Больше медлить было нельзя. Серёжа глубоко вдохнул жгучий воздух, подтравленный сернистым паровозным дымком из депо. Да, он принимал на себя защиту жизни и, следовательно, ненависть бесчисленных её врагов; да, он отрекался от чего-то привычного и дорогого и прежде всего от воли распоряжаться своим временем и телом по личному усмотрению — в обмен на дружбу и признание бесчисленного рабочего множества, на громадный простор будущего, на право без укоров совести глядеть на любое человеческое горе. Свой ответ он дал в ту последнюю дольку минуты, когда и крохотное промедление повлекло бы уже неизгладимые следствия.

— Чего ж мне советоваться... раз сказано: от хорошего дела я не отказчик, — скрывая свое ликованье, как то наотмашь произнес Серёжа, хотя и не думал, что это произойдет так обыкновенно, даже не у красного стола, а на ходу, под зимним, исчерканным прожекторами небом московской окраины. — Мне бы только помыться да выспаться с дороги, а то вроде как-то задеревенел весь...

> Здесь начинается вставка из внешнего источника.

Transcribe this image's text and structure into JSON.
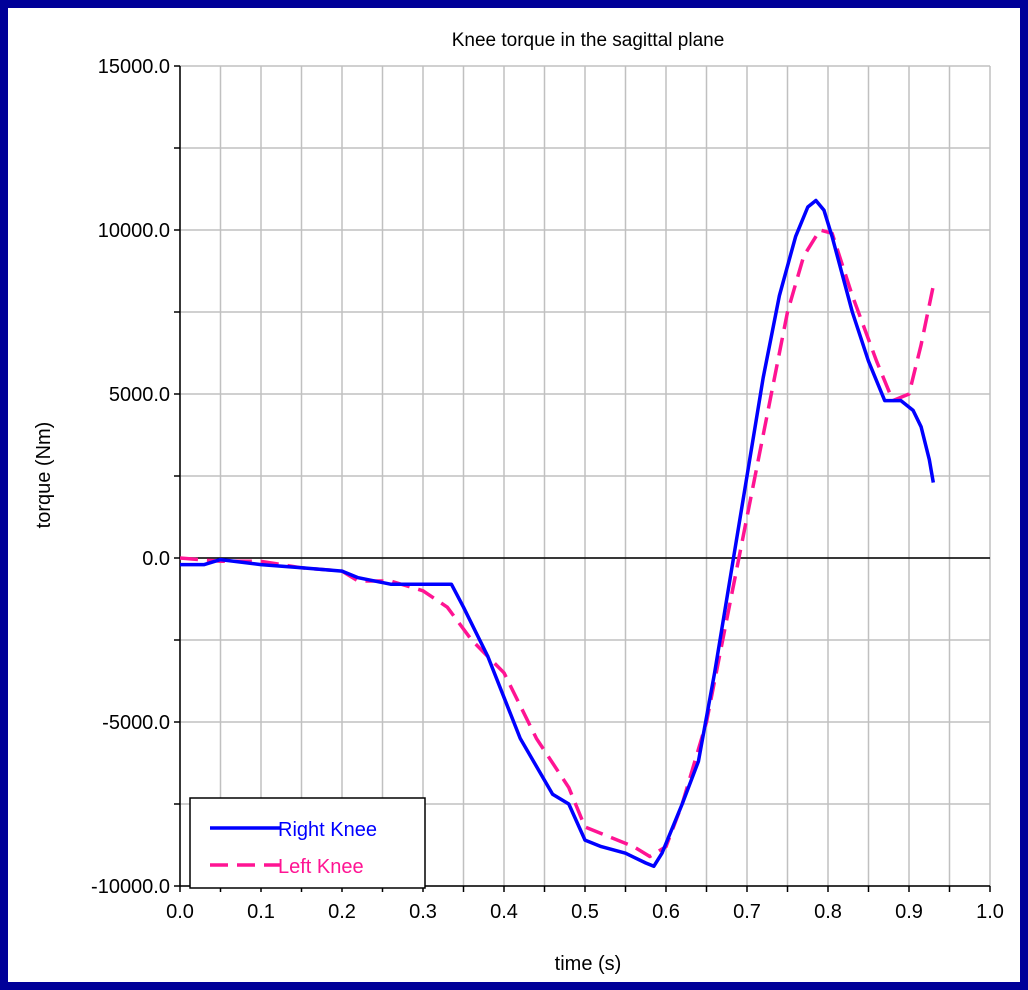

— Времени у тебя хватит, ещё успеем и в коктейль-холл до отъезда смотаться, — уже нисколько не обидно пошутил Колька Лавцов. — Вот и Тимофей Степаныча прихватим для прохожденья курса аристократичного поведения.

И опять ждал Серёжа, что в такую торжественную минуту если и не обнимет его машинист Титов, то хоть рукопожатием закрепит их договор на жизнь и смерть, но, значит, все это почиталось лишним у людей, целью своей поставивших победу жизни над смертью.

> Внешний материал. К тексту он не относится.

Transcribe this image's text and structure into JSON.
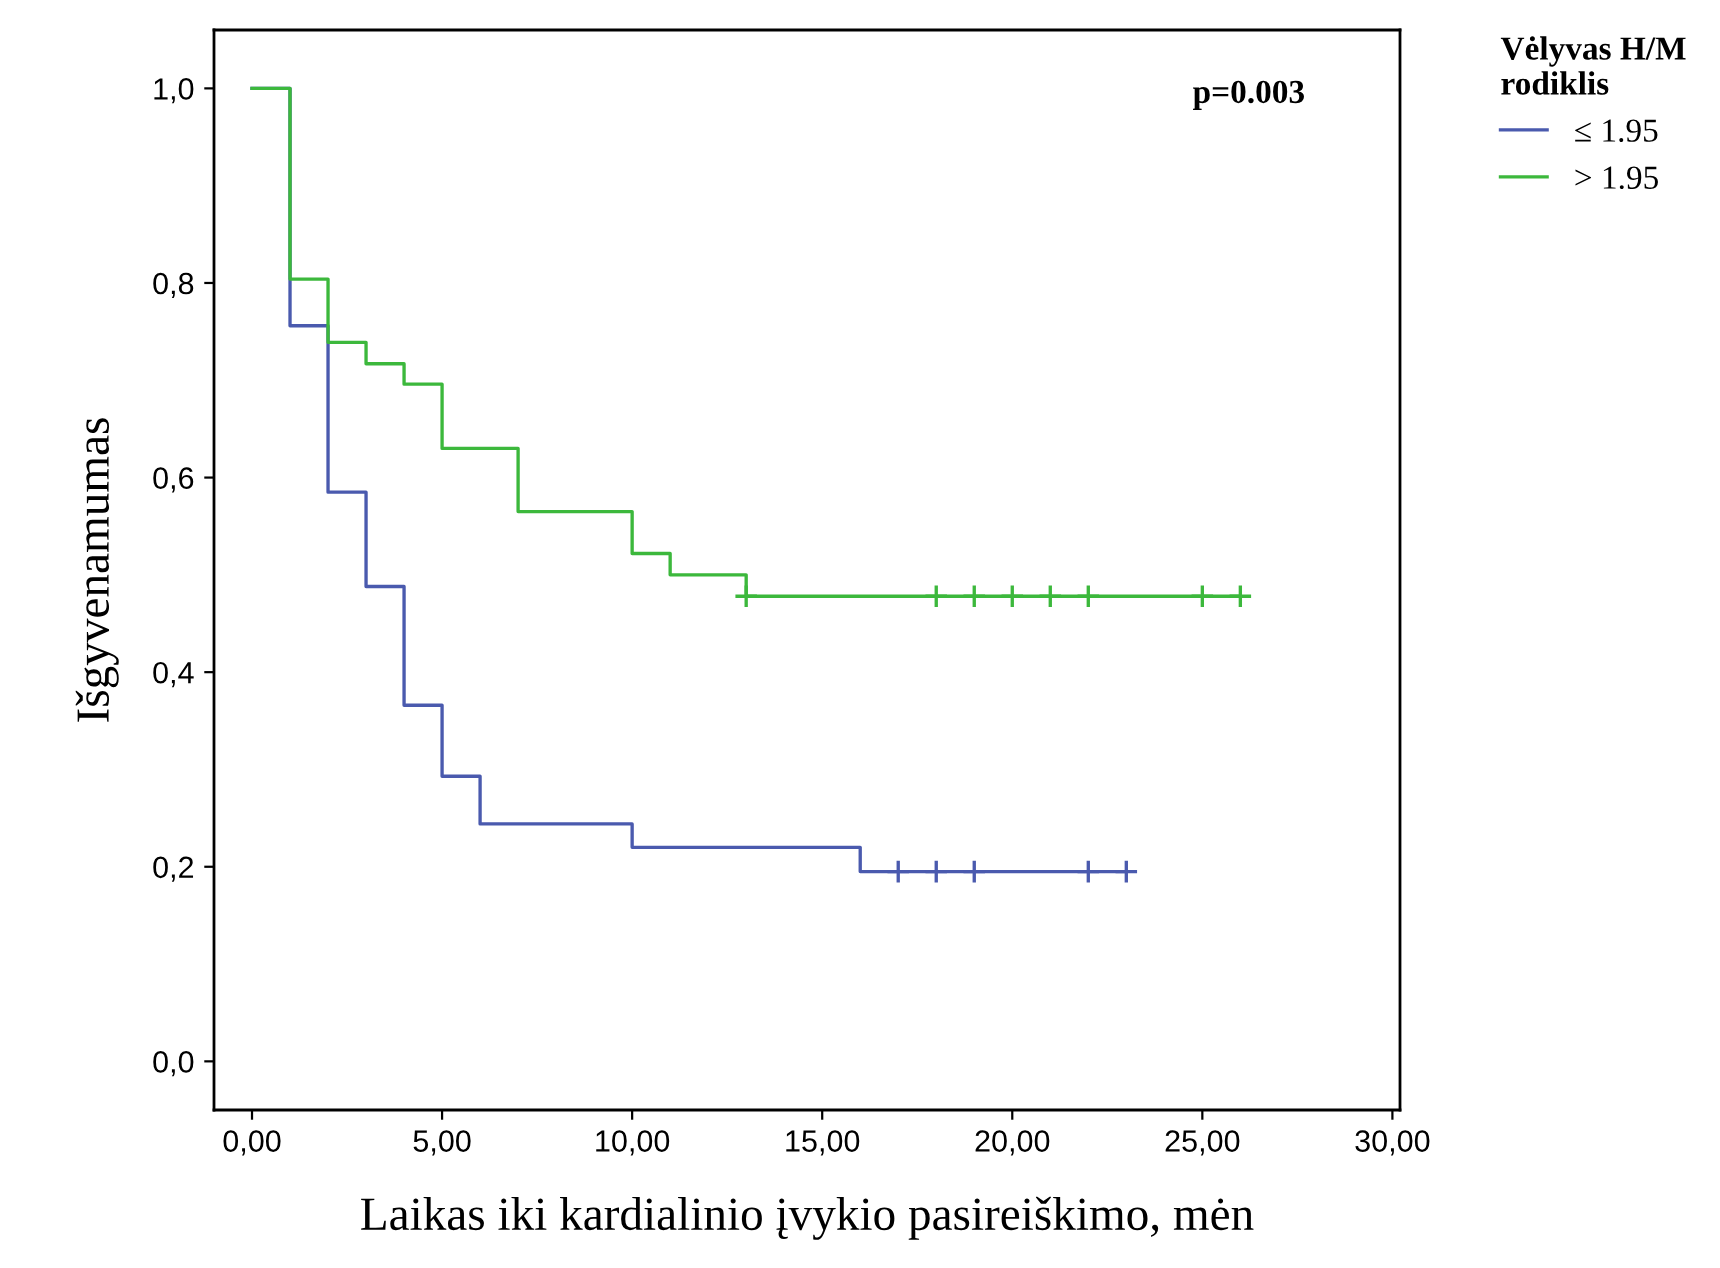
{
  "chart_data": {
    "type": "step",
    "xlabel": "Laikas iki kardialinio įvykio pasireiškimo, mėn",
    "ylabel": "Išgyvenamumas",
    "legend_title": "Vėlyvas H/M\nrodiklis",
    "annotations": [
      "p=0.003"
    ],
    "series": [
      {
        "name": "≤ 1.95",
        "color": "#4a5aae",
        "x": [
          0,
          1,
          2,
          3,
          4,
          5,
          6,
          10,
          16,
          23
        ],
        "values": [
          1.0,
          0.756,
          0.585,
          0.488,
          0.366,
          0.293,
          0.244,
          0.22,
          0.195,
          0.195
        ]
      },
      {
        "name": "> 1.95",
        "color": "#3cb83c",
        "x": [
          0,
          1,
          2,
          3,
          4,
          5,
          7,
          10,
          11,
          13,
          26
        ],
        "values": [
          1.0,
          0.804,
          0.739,
          0.717,
          0.696,
          0.63,
          0.565,
          0.522,
          0.5,
          0.478,
          0.478
        ]
      },
      {
        "type": "scatter",
        "marker": "cross",
        "color": "#4a5aae",
        "x": [
          17,
          18,
          19,
          22,
          23
        ],
        "values": [
          0.195,
          0.195,
          0.195,
          0.195,
          0.195
        ]
      },
      {
        "type": "scatter",
        "marker": "cross",
        "color": "#3cb83c",
        "x": [
          13,
          18,
          19,
          20,
          21,
          22,
          25,
          26
        ],
        "values": [
          0.478,
          0.478,
          0.478,
          0.478,
          0.478,
          0.478,
          0.478,
          0.478
        ]
      }
    ],
    "xlim": [
      -1.0,
      30.2
    ],
    "ylim": [
      -0.05,
      1.06
    ],
    "xticks": [
      {
        "value": 0,
        "label": "0,00"
      },
      {
        "value": 5,
        "label": "5,00"
      },
      {
        "value": 10,
        "label": "10,00"
      },
      {
        "value": 15,
        "label": "15,00"
      },
      {
        "value": 20,
        "label": "20,00"
      },
      {
        "value": 25,
        "label": "25,00"
      },
      {
        "value": 30,
        "label": "30,00"
      }
    ],
    "yticks": [
      {
        "value": 0,
        "label": "0,0"
      },
      {
        "value": 0.2,
        "label": "0,2"
      },
      {
        "value": 0.4,
        "label": "0,4"
      },
      {
        "value": 0.6,
        "label": "0,6"
      },
      {
        "value": 0.8,
        "label": "0,8"
      },
      {
        "value": 1.0,
        "label": "1,0"
      }
    ],
    "grid": false,
    "legend": "top right",
    "marker": "none",
    "line_style": "solid"
  }
}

— Ладно, уймись, петух, пока в суп не попал, — с ворчливой лаской оборвал Лавцова машинист. — А лучше ступай пока, покажи ему нашу лошадку, похвастайся.

... Их оглушил грохот пневматических молотков и визгливый дребезг дымогарных труб, очищаемых от накипи. Лишь по геометрическим очертаниям можно было признать теперь кроткую вчерашнюю овечку; почти вся одетая в броневые листы, включая будку и сухопарник, она стояла на канаве у задней стенки подъемочного цеха. Искры электросварки сыпались сбоку, повторенные в маслянистой луже на земляном полу: доваривали что-то в лобовой части, со стороны дымовой коробки. Чёрные паровозы, притаившиеся в зеленоватом подрагивающем сумраке, казалось, завидовали собрату, обряжаемому на подвиг...

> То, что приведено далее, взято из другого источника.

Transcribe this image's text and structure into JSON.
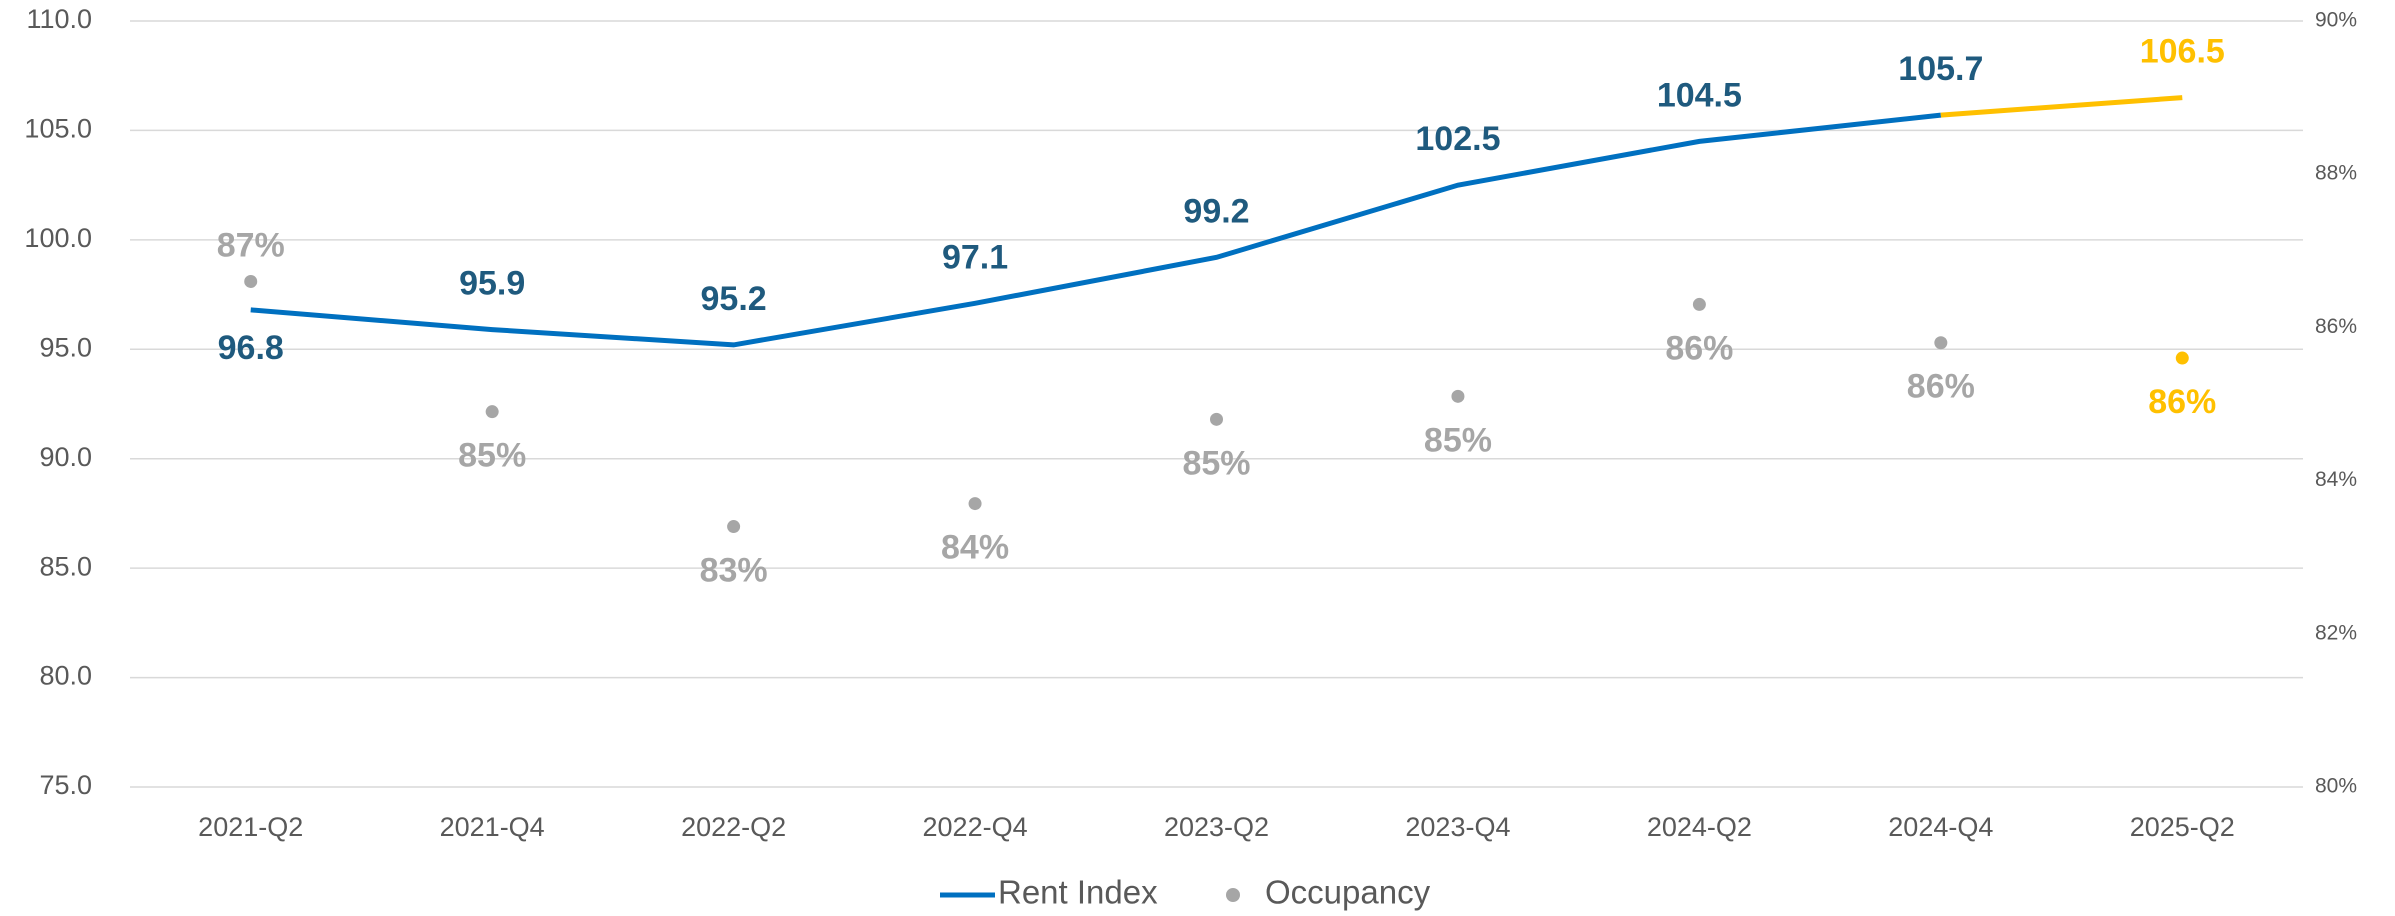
{
  "chart_data": {
    "type": "line",
    "categories": [
      "2021-Q2",
      "2021-Q4",
      "2022-Q2",
      "2022-Q4",
      "2023-Q2",
      "2023-Q4",
      "2024-Q2",
      "2024-Q4",
      "2025-Q2"
    ],
    "series": [
      {
        "name": "Rent Index",
        "color": "#0070c0",
        "label_color": "#1f5a7e",
        "values": [
          96.8,
          95.9,
          95.2,
          97.1,
          99.2,
          102.5,
          104.5,
          105.7,
          106.5
        ]
      },
      {
        "name": "Occupancy",
        "color": "#a6a6a6",
        "label_color": "#a6a6a6",
        "axis": "y2",
        "values": [
          86.6,
          84.9,
          83.4,
          83.7,
          84.8,
          85.1,
          86.3,
          85.8,
          85.6
        ],
        "value_labels": [
          "87%",
          "85%",
          "83%",
          "84%",
          "85%",
          "85%",
          "86%",
          "86%",
          "86%"
        ]
      }
    ],
    "highlight_color": "#ffc000",
    "ylim": [
      75,
      110
    ],
    "yticks": [
      {
        "value": 75,
        "label": "75.0"
      },
      {
        "value": 80,
        "label": "80.0"
      },
      {
        "value": 85,
        "label": "85.0"
      },
      {
        "value": 90,
        "label": "90.0"
      },
      {
        "value": 95,
        "label": "95.0"
      },
      {
        "value": 100,
        "label": "100.0"
      },
      {
        "value": 105,
        "label": "105.0"
      },
      {
        "value": 110,
        "label": "110.0"
      }
    ],
    "y2lim": [
      80,
      90
    ],
    "y2ticks": [
      {
        "value": 80,
        "label": "80%"
      },
      {
        "value": 82,
        "label": "82%"
      },
      {
        "value": 84,
        "label": "84%"
      },
      {
        "value": 86,
        "label": "86%"
      },
      {
        "value": 88,
        "label": "88%"
      },
      {
        "value": 90,
        "label": "90%"
      }
    ],
    "grid": true,
    "legend": "bottom"
  }
}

Вместе с Лавцовым Серёжа облазил машину, ревниво и с законным правом щупая каждый болт и заклепку, заглянул и в будку: отныне она становилась его домом, родней того, где его с нетерпением ждали отец с Таиской.

— Ну, как? — с нескрываемой гордостью сквозь гул прокричал Лавцов. — Нравится тебе данный товарищ в железном пальто?

— Не тяжковата будет на бегу? — солидно отвечал Серёжа.

— Что, что ты сказал? — в самое ухо, как в заправском бою, переспросил Лавцов. — Ну-ка, пойдем отсюда...

Они вышли в соседний, промывочный цех, где было потише и на четырехосную площадку плавно опускали лебедкой танковую башню.

— Я говорю, что при такой одеже рессоры-то у нас не бедноваты будут?

— Порядок! — усмехнулся Лавцов. — Мы их до семнадцати листов нарастили. Теперь уж с громом покатаемся! Только... отвечай начистоту: сердца на меня не имеешь, Сергей?

— За что бы это? — как и полагалось в его положении, удивился Серёжа.

— Ну, за эти приставанья мои... Я ведь не со зла, а так, из интересу... посмотреть, какой ты в драке бываешь. Ну, клади сюда пять! — И наконец-то протянул ладонь для братского рукопожатья.

... Считанные деньки, оставшиеся до выхода на фронт, протекли для Серёжи как в тумане. Из-за недоделок и нехватки рабочей силы теперь паровозная бригада бронепоезда вовсе не покидала депо. Каждое утро под командой артиллериста Самохина ходили кидать гранаты в песчаных карьерах за Лесохозяйственным институтом или ползли по снегу, целясь в воображаемого врага. Из штаба торопили, к концу ноября ударили морозы, железо прилипало к пальцам; как ни отбивался, всякий раз при ночевках дома Таиска мазала пайковым салом истрескавшиеся руки любимца и вздыхала от предчувствий. Серёжа в ту пору выглядел старше своих лет, складка задиристого солдатского упорства пролегла у переносья и вкруг рта. Он сторонился Таискиных забот, чужел с каждым днем, заранее одеваясь в душевный панцирь, более необходимый на войне, чем любая внешняя броня. Как и Поля, все дальше уходил он от Таиски в ту огнедышащую сторону, за рубежом которой лежало уже непонятное и неподвластное ей время.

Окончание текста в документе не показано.